Certified fresh on Rotten Tomatoes

A.R. Broom , @AlexanderRBroom

DreamWorks Animation has created another hit within the “How to Train Your Dragon” series of films. Their third installment, titled “Hidden World,” has been out for some time now and the consensus seems to be clear. It now sits atop the box office charts, has received a certified fresh rating from Rotten Tomatoes.

While the film sums up its dragon tale pretty well, it would be interesting to see if DreamWorks bounces to another timeline, or other stories to keep their cash cow producing for them.

On the other hand, it would be quite refreshing to see a storyline brought to a nice clean ending, which certainly is not the norm these days.

“Hidden World” does take a little time getting to its main ideas, but without seeming to rush through its scenes.

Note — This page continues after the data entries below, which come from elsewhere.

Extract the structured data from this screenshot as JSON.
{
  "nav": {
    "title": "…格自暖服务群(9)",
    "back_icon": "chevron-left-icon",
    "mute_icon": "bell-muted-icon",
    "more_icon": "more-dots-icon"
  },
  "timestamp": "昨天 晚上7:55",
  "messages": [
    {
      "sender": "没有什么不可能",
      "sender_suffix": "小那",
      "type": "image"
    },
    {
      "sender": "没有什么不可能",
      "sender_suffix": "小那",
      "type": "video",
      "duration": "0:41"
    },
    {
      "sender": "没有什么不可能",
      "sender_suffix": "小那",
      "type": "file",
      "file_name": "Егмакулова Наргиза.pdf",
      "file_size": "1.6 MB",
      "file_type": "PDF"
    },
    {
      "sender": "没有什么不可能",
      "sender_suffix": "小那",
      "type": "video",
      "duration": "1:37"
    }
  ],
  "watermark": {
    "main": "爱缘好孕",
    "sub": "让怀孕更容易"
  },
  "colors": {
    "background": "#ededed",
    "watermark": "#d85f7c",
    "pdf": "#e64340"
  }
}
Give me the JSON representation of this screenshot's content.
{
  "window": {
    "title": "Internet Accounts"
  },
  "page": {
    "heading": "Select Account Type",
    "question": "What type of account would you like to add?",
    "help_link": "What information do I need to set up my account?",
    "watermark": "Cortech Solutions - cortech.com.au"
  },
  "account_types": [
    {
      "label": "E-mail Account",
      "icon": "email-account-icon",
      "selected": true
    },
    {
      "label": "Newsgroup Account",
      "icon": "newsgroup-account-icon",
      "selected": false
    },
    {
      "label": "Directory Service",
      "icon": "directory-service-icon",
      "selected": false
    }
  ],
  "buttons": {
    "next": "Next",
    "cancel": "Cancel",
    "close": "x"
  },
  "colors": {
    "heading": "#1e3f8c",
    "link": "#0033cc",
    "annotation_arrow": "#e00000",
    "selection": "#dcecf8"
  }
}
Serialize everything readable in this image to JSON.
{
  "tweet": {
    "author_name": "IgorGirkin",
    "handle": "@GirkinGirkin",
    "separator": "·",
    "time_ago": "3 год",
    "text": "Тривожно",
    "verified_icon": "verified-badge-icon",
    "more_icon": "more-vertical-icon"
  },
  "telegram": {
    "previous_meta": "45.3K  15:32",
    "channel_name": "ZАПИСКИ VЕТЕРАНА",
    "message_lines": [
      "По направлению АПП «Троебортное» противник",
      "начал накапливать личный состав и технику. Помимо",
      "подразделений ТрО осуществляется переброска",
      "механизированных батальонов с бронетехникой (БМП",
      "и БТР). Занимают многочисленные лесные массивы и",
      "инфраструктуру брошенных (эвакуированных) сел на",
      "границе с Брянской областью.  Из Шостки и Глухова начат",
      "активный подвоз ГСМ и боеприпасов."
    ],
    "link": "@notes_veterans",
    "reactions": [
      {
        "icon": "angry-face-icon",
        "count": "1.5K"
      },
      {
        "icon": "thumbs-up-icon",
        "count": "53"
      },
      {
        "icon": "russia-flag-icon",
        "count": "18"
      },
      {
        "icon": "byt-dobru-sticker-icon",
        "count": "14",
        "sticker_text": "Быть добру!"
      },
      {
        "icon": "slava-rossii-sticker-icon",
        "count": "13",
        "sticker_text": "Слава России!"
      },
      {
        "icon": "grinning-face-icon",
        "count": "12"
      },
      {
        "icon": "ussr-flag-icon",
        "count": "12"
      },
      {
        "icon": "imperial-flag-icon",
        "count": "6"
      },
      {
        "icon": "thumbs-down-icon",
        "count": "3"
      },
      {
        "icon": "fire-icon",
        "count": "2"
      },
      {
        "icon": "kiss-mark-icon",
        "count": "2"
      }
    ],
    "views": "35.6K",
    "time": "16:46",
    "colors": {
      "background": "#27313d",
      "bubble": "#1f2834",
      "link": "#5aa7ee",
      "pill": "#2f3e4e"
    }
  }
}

The film does, however, build a solid footing for the audience to pick up on before presenting its main antagonist, a dragon hunter named Grimmel the Grisley.

Visually, the movie is eye-candy. The colors shown off in the hidden world are fantastic. There is even a scene where Toothless is drawing in the sand with a stick that has me wondering days later whether or not the images were real life.

The film features a few plotlines, two of which run parallel to each other. The main theme, which adorably, is true love, builds along with other complexity that is sure to keep the older members of the audience as interested as the kids they’re with.

As seen in the movie poster, the main dragon Toothless is considered the last Night Fury. However, the characters find a female dragon, coined as “Light Fury.” Having not been around another Fury, Toothless has to learn just how to court the female and struggles along the way just like many of us with our first love.

This love is paralleled by a marriage soon to be, between Astrid and protagonist Hiccup, who have to work together to defeat Grimmel, who is trying the slay the last Night Fury, Toothless.

Throughout the star-studded film, there are references to Scandinavian folklore, like substitutions of Thor and Odin, for religious figures used in common-to-us phrases. Really, there weren’t many issues with the film, which leaves the audience with a sense of closure, and perhaps with the children an explanation as to why dragons aren’t around with us today.

“How to Train Your Dragon: Hidden World” is now playing in a theater near you.